The aim of the curriculum is to prepare the group for service on the International Space Station (ISS) and later on a potential mission to the moon.

"The biggest challenge is to learn so many different things in a very short period of time," British astronaut Rosemary Coogan, 31, told AFP in an interview.

Along with four other hopefuls, Coogan in April began the 13-month course and will have finished by May 2024.

By then, the group will know who among them will be the first to climb aboard the low-orbit station in 2026.

For French candidate Sophie Adenot, 40, the "variety of the training" is part of the pleasure.

"It is everything from theoretical science to operational training. I am astounded by everything we have done in the last month," she told AFP.

Graduates from the course could be headed for the moon, in the scope of the Artemis mission, which hopes to return astronauts to the rock within a decade and to establish a permanent base on Earth's natural satellite.

- Woman on the moon -

The current cohort of astronauts includes the highest number of women to date after a push by the ESA to make space travel less masculine.

The agency encouraged more women to apply for the opportunity to go to space. In all, almost a quarter of candidates in 2021 were women, up from 15 percent in the last round in 2008.

"More than just having women in the team, what is important is diverse backgrounds and professions," said Adenot.

"A doctor will have a different way of thinking than an engineer or a pilot... it's important to have various ways of thinking in the team," she said.

Adenot, herself a helicopter test pilot, is joined in the group by Swiss doctor Marco Sieber, Belgian neuroscientist Raphael Liegeois and Spanish aeronautical engineer Pablo Alvarez Fernandez.

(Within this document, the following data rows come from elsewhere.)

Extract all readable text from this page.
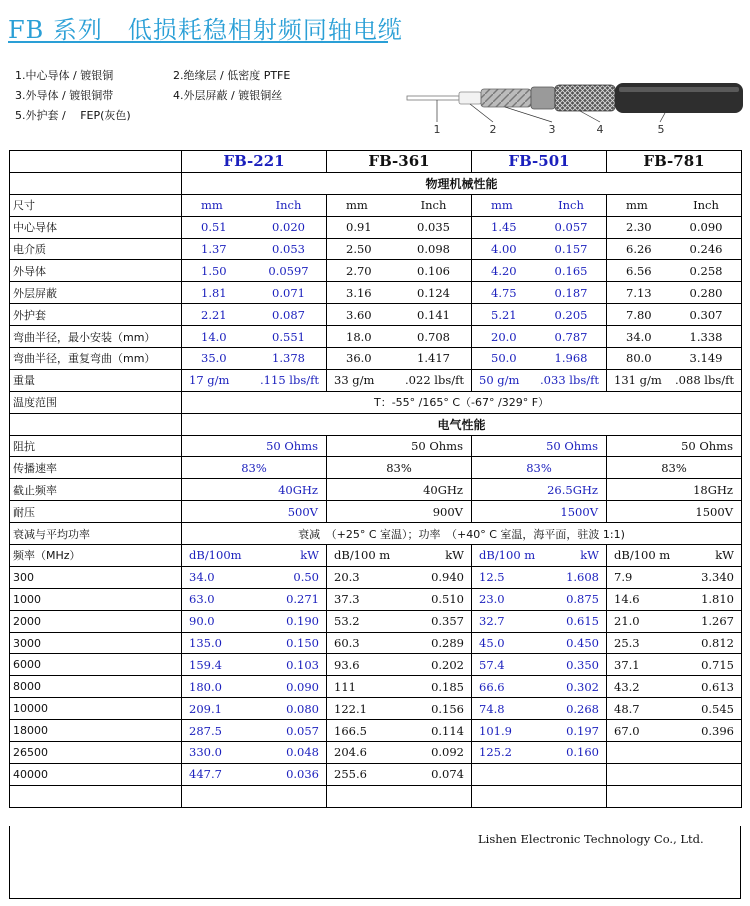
FB 系列　低损耗稳相射频同轴电缆
1.中心导体 / 镀银铜	2.绝缘层 / 低密度 PTFE
3.外导体 / 镀银铜带	4.外层屏蔽 / 镀银铜丝
5.外护套 / 　FEP(灰色)
1	2	3	4	5
	FB-221	FB-361	FB-501	FB-781
	物理机械性能			
尺寸	mm Inch	mm Inch	mm Inch	mm Inch

中心导体	0.51 0.020	0.91 0.035	1.45 0.057	2.30 0.090

电介质	1.37 0.053	2.50 0.098	4.00 0.157	6.26 0.246

外导体	1.50 0.0597	2.70 0.106	4.20 0.165	6.56 0.258

外层屏蔽	1.81 0.071	3.16 0.124	4.75 0.187	7.13 0.280

外护套	2.21 0.087	3.60 0.141	5.21 0.205	7.80 0.307

弯曲半径，最小安装（mm）	14.0 0.551	18.0 0.708	20.0 0.787	34.0 1.338

弯曲半径，重复弯曲（mm）	35.0 1.378	36.0 1.417	50.0 1.968	80.0 3.149

重量	17 g/m .115 lbs/ft	33 g/m .022 lbs/ft	50 g/m .033 lbs/ft	131 g/m .088 lbs/ft

温度范围	T：-55° /165° C（-67° /329° F）			
	电气性能			
阻抗	50 Ohms	50 Ohms	50 Ohms	50 Ohms
传播速率	83%	83%	83%	83%
截止频率	40GHz	40GHz	26.5GHz	18GHz
耐压	500V	900V	1500V	1500V
衰减与平均功率	衰减　（+25° C 室温）；功率　（+40° C 室温，海平面，驻波 1:1)			
频率（MHz）	dB/100m kW	dB/100 m kW	dB/100 m kW	dB/100 m kW

300	34.0 0.50	20.3 0.940	12.5 1.608	7.9 3.340

1000	63.0 0.271	37.3 0.510	23.0 0.875	14.6 1.810

2000	90.0 0.190	53.2 0.357	32.7 0.615	21.0 1.267

3000	135.0 0.150	60.3 0.289	45.0 0.450	25.3 0.812

6000	159.4 0.103	93.6 0.202	57.4 0.350	37.1 0.715

8000	180.0 0.090	111 0.185	66.6 0.302	43.2 0.613

10000	209.1 0.080	122.1 0.156	74.8 0.268	48.7 0.545

18000	287.5 0.057	166.5 0.114	101.9 0.197	67.0 0.396

26500	330.0 0.048	204.6 0.092	125.2 0.160	

40000	447.7 0.036	255.6 0.074		

Lishen Electronic Technology Co., Ltd.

In addition to the five candidates, the ESA has also appointed a "parastronaut" -- an astronaut with a handicap -- 41-year-old Briton John McFall, who will take part in the training.

McFall's presence will allow the ESA to study the feasibility of sending an astronaut with greater physical limitations into space.

- Pool time -

The training course seeks to prepare the future astronauts for any situation they could be confronted with in space.

In the pool, 10 metres underwater, the team practice what to do if a colleague falls ill in space and how to communicate with them.

"Astronauts have to have a very sound judgement," said Coogan.

"When you get to space, there are often very unpredictable things and it can be to do with your day-to-day activities or an emergency situation. And that's where you need to stay calm."

After 13 months of training, only the candidate chosen to go to the ISS will begin a separate two-year programme tailored to the mission.

Despite the limited space onboard the rocket, the team at the ESA work well together.

"We are like a team of highly trained athletes. The demands of space missions are so high that you can only match them by working together," said Adenot.

"When one of us is selected for a mission, whether it is on the International Space Station or the moon, we will all be behind them."